2015-01-29
Protesters gather in Tiananmen Square in Beijing on June 2, 1989.
AFP
A mother who lost her 19-year-old son during the 1989 military crackdown on the Tiananmen Square democracy movement hit out on Thursday at foreign governments for not revealing information about the massacre much sooner.
Speaking in response to recently released Canadian diplomatic cables revealing eyewitness accounts of killings by the People’s Liberation Army (PLA) in Beijing, Zhang Xianling demanded to know why foreign governments hadn’t published what they knew about the crackdown years ago.
“Their notions of humanity and justice have their limits,” said Zhang, a prominent member of the Tiananmen Mothers victims’ group.
“Why didn’t they speak out about this at the time?” she said. “It seems that they are still afraid of what the [ruling] Chinese Communist Party might do.”
Zhang said she still doesn’t know whether her son Wang Nan died instantly after being shot on a street to the south of the Square, or whether soldiers prevented an ambulance from taking him for emergency treatment, as one account suggests.
Meanwhile, analysts said the trove of diplomatic cables unearthed from Canadian archives by the Ottawa-based Blacklock’s Reporter news website, are unlikely to have much impact on Beijing’s official line on the bloodshed.
The cables, the result of a freedom of information request by Blacklock’s journalist Tom Korski, give a glimpse of the horror of Beijing-based diplomats as the government put an end to several weeks of student-led protests on Tiananmen Square.
Harrowing accounts
One Telex described the crackdown as “savage,” while others cited harrowing interviews with survivors and eyewitnesses as the army drove columns of tanks into the heart of Beijing and fired automatic weapons at unarmed citizens.
“An old woman knelt in front of soldiers pleading for students; soldiers killed her,” the Canadian Embassy in Beijing reported in a Telex sent back to headquarters.
Another cable said: “A boy was seen trying to escape holding a woman with a 2-year old child in a stroller, and was run over by a tank.”
It said the PLA tank “turned around and mashed them up,” while PLA soldiers “fired machine guns until the ammo ran out.”
Bullets had also “ricocheted inside nearby houses, killing many residents,” the account said.

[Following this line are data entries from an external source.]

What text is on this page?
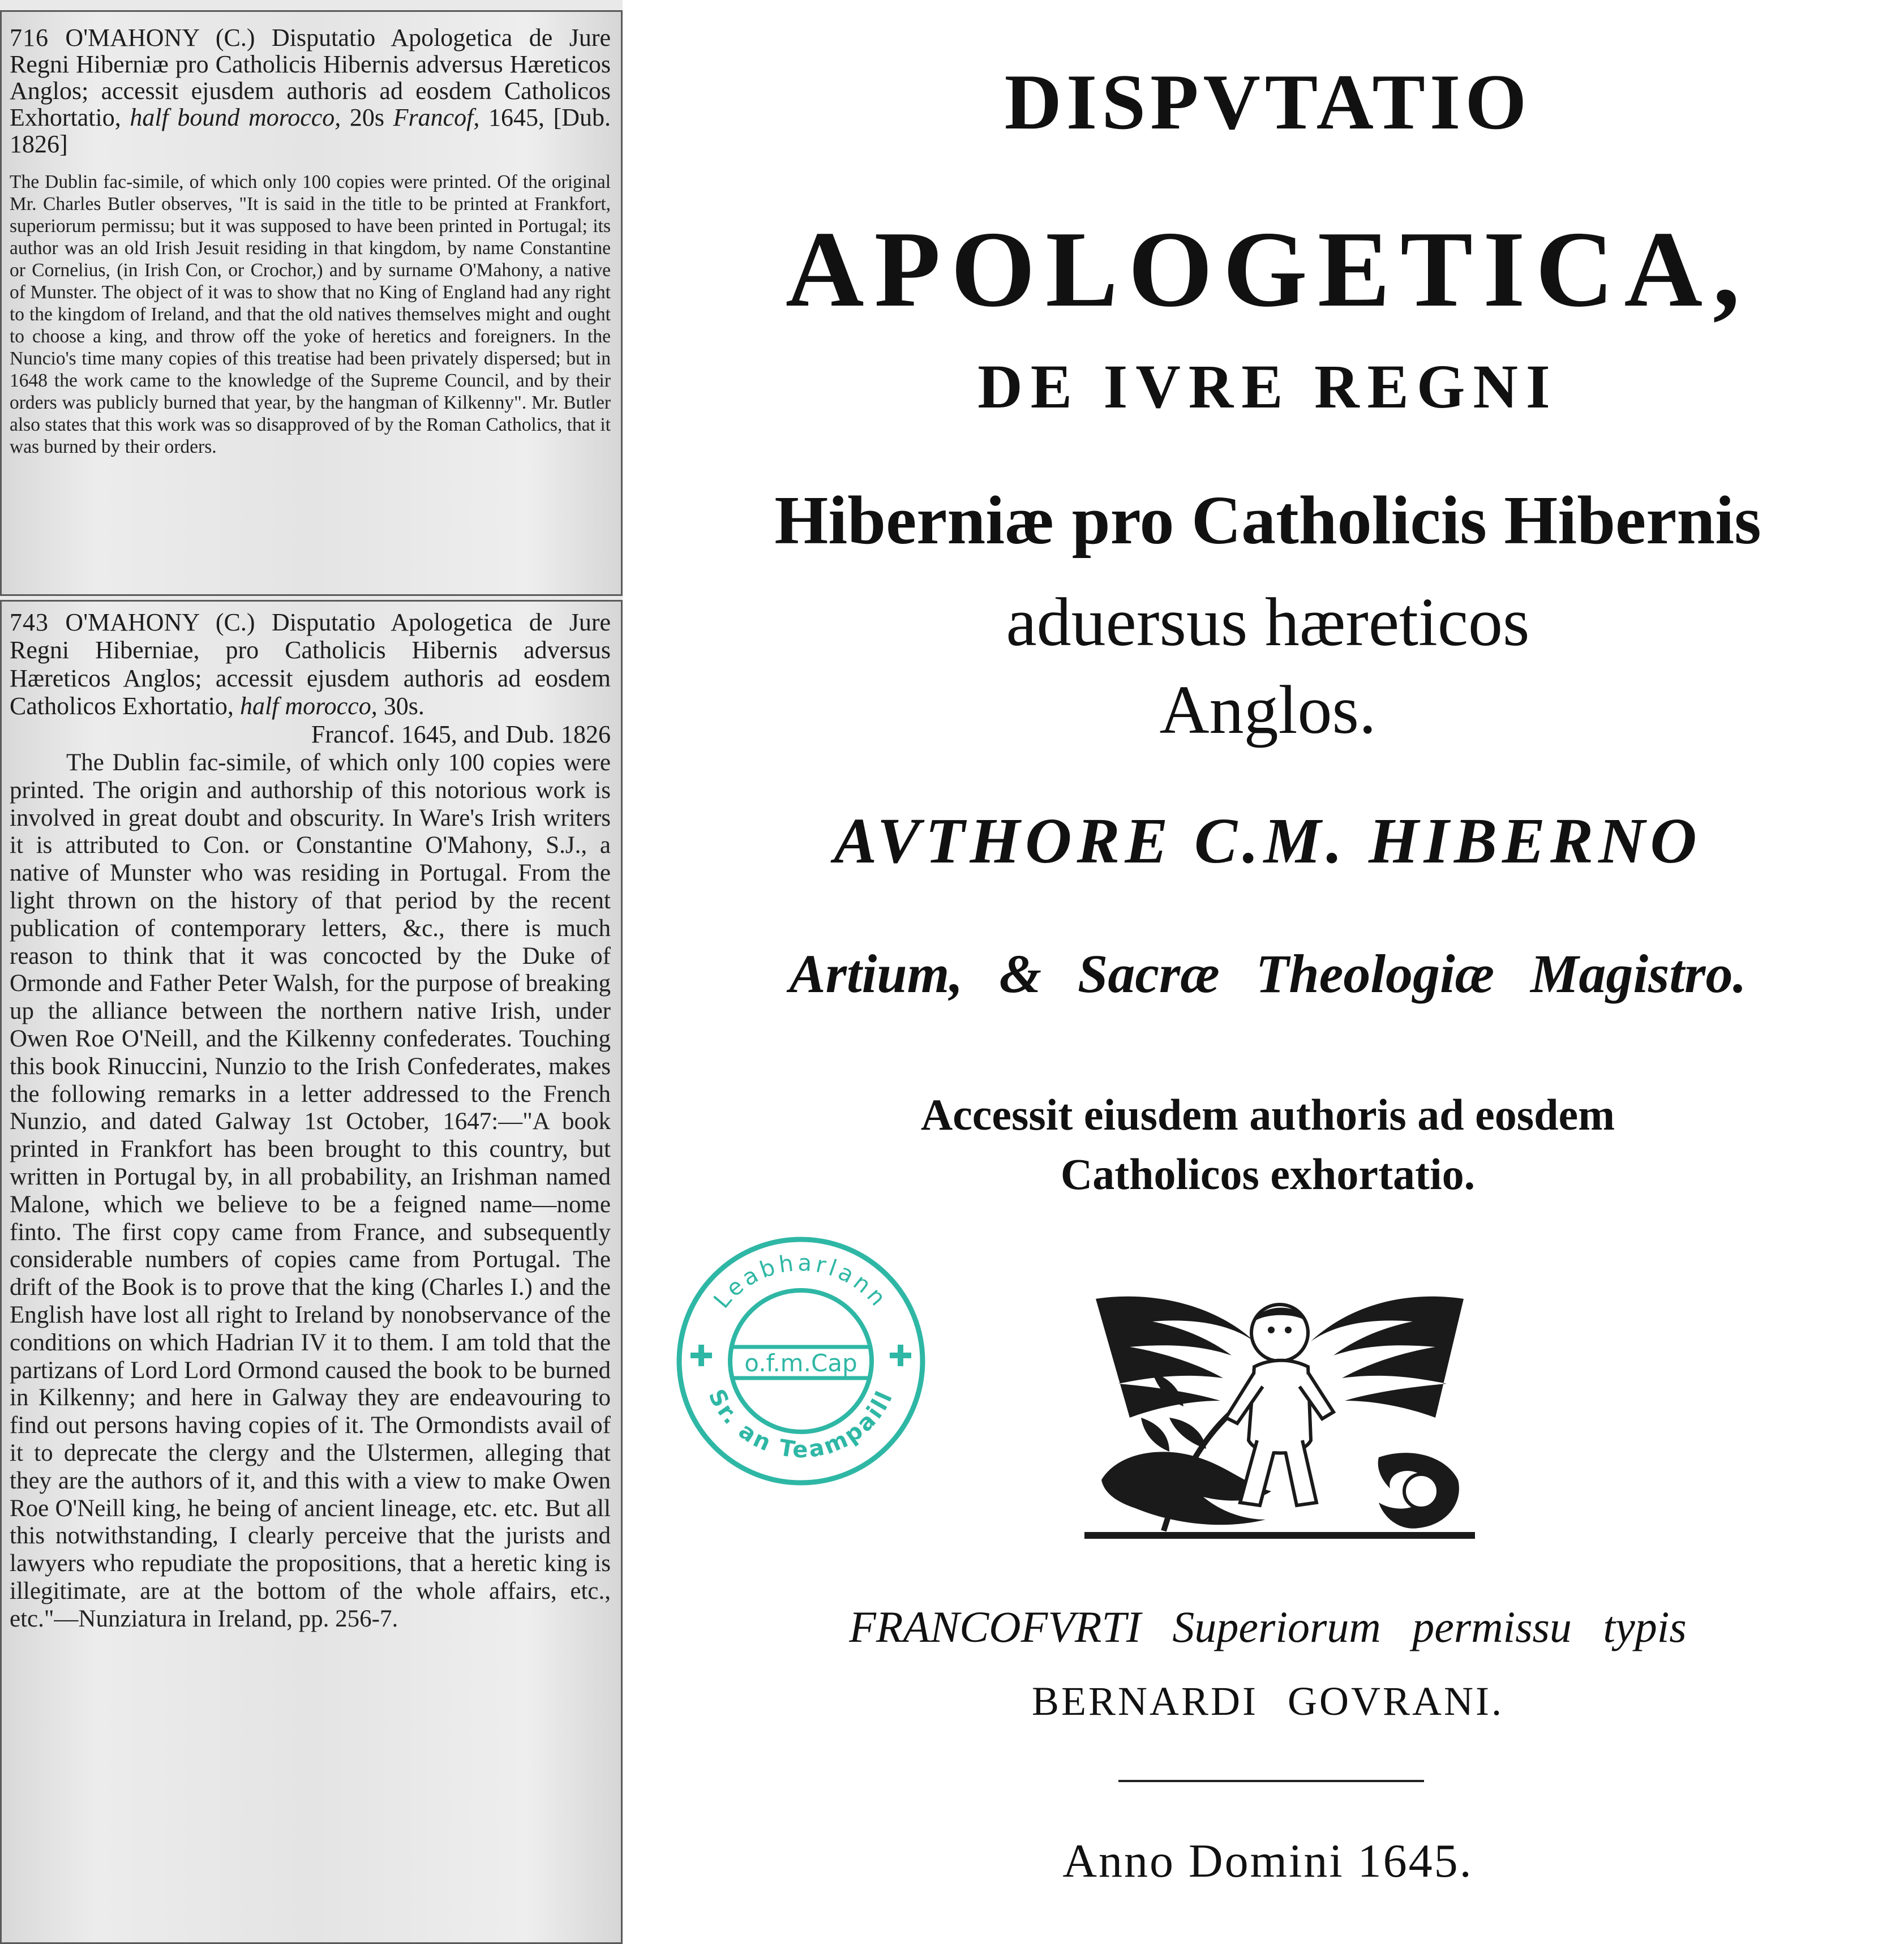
716 O'MAHONY (C.) Disputatio Apologetica de Jure Regni Hiberniæ pro Catholicis Hibernis adversus Hæreticos Anglos; accessit ejusdem authoris ad eosdem Catholicos Exhortatio, half bound morocco, 20s Francof, 1645, [Dub. 1826]

The Dublin fac-simile, of which only 100 copies were printed. Of the original Mr. Charles Butler observes, "It is said in the title to be printed at Frankfort, superiorum permissu; but it was supposed to have been printed in Portugal; its author was an old Irish Jesuit residing in that kingdom, by name Constantine or Cornelius, (in Irish Con, or Crochor,) and by surname O'Mahony, a native of Munster. The object of it was to show that no King of England had any right to the kingdom of Ireland, and that the old natives themselves might and ought to choose a king, and throw off the yoke of heretics and foreigners. In the Nuncio's time many copies of this treatise had been privately dispersed; but in 1648 the work came to the knowledge of the Supreme Council, and by their orders was publicly burned that year, by the hangman of Kilkenny". Mr. Butler also states that this work was so disapproved of by the Roman Catholics, that it was burned by their orders.

743 O'MAHONY (C.) Disputatio Apologetica de Jure Regni Hiberniae, pro Catholicis Hibernis adversus Hæreticos Anglos; accessit ejusdem authoris ad eosdem Catholicos Exhortatio, half morocco, 30s.
Francof. 1645, and Dub. 1826

The Dublin fac-simile, of which only 100 copies were printed. The origin and authorship of this notorious work is involved in great doubt and obscurity. In Ware's Irish writers it is attributed to Con. or Constantine O'Mahony, S.J., a native of Munster who was residing in Portugal. From the light thrown on the history of that period by the recent publication of contemporary letters, &c., there is much reason to think that it was concocted by the Duke of Ormonde and Father Peter Walsh, for the purpose of breaking up the alliance between the northern native Irish, under Owen Roe O'Neill, and the Kilkenny confederates. Touching this book Rinuccini, Nunzio to the Irish Confederates, makes the following remarks in a letter addressed to the French Nunzio, and dated Galway 1st October, 1647:—"A book printed in Frankfort has been brought to this country, but written in Portugal by, in all probability, an Irishman named Malone, which we believe to be a feigned name—nome finto. The first copy came from France, and subsequently considerable numbers of copies came from Portugal. The drift of the Book is to prove that the king (Charles I.) and the English have lost all right to Ireland by nonobservance of the conditions on which Hadrian IV it to them. I am told that the partizans of Lord Lord Ormond caused the book to be burned in Kilkenny; and here in Galway they are endeavouring to find out persons having copies of it. The Ormondists avail of it to deprecate the clergy and the Ulstermen, alleging that they are the authors of it, and this with a view to make Owen Roe O'Neill king, he being of ancient lineage, etc. etc. But all this notwithstanding, I clearly perceive that the jurists and lawyers who repudiate the propositions, that a heretic king is illegitimate, are at the bottom of the whole affairs, etc., etc."—Nunziatura in Ireland, pp. 256-7.

DISPVTATIO

APOLOGETICA,

DE IVRE REGNI

Hiberniæ pro Catholicis Hibernis

aduersus hæreticos

Anglos.

AVTHORE C.M. HIBERNO

Artium, & Sacræ Theologiæ Magistro.

Accessit eiusdem authoris ad eosdem

Catholicos exhortatio.

Leabharlann
o.f.m.Cap
Sr. an Teampaill

FRANCOFVRTI Superiorum permissu typis

BERNARDI GOVRANI.

Anno Domini 1645.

The number of people killed when PLA tanks and troops entered Beijing on the night of June 3-4, 1989, putting an end to weeks of mass protests that paralyzed central Beijing, remains a mystery.
Not all the victims were civilians, as citizens in some areas took makeshift weapons to fight back. Canadian cables refer to bodies being dragged out of a Beijing canal which appeared to be those of garroted soldiers.
Chinese officials once put the death toll at “nearly 300,” but the central government, which labeled the six weeks of pro-democracy protests a “counterrevolutionary uprising,” has not issued an official toll or list of names.
New era of repression
Canadian diplomats, writing shortly after the massacre, said it appeared to have ushered in a period of political repression.
“It was probably thought that the massacre of a few hundreds or thousands would convince the population not to pursue their protests. It seems to be working,” one cable states.
A Telex dated June 15, 1989, reported: “The country is now being controlled by a group of vicious elderly generals and the government is run by people who will blindly follow their orders.”
It added: “The situation looks grim at best.”
Another cable said: “They are now entering a period of vicious repression during which denunciations and fear of persecution will terrorize the population.”
A quarter-century later, the ruling Chinese Communist Party still bans Tiananmen-related public memorials, and some high-profile activists detained for marking the 25th anniversary of the crackdown in May 2014 remain behind bars today.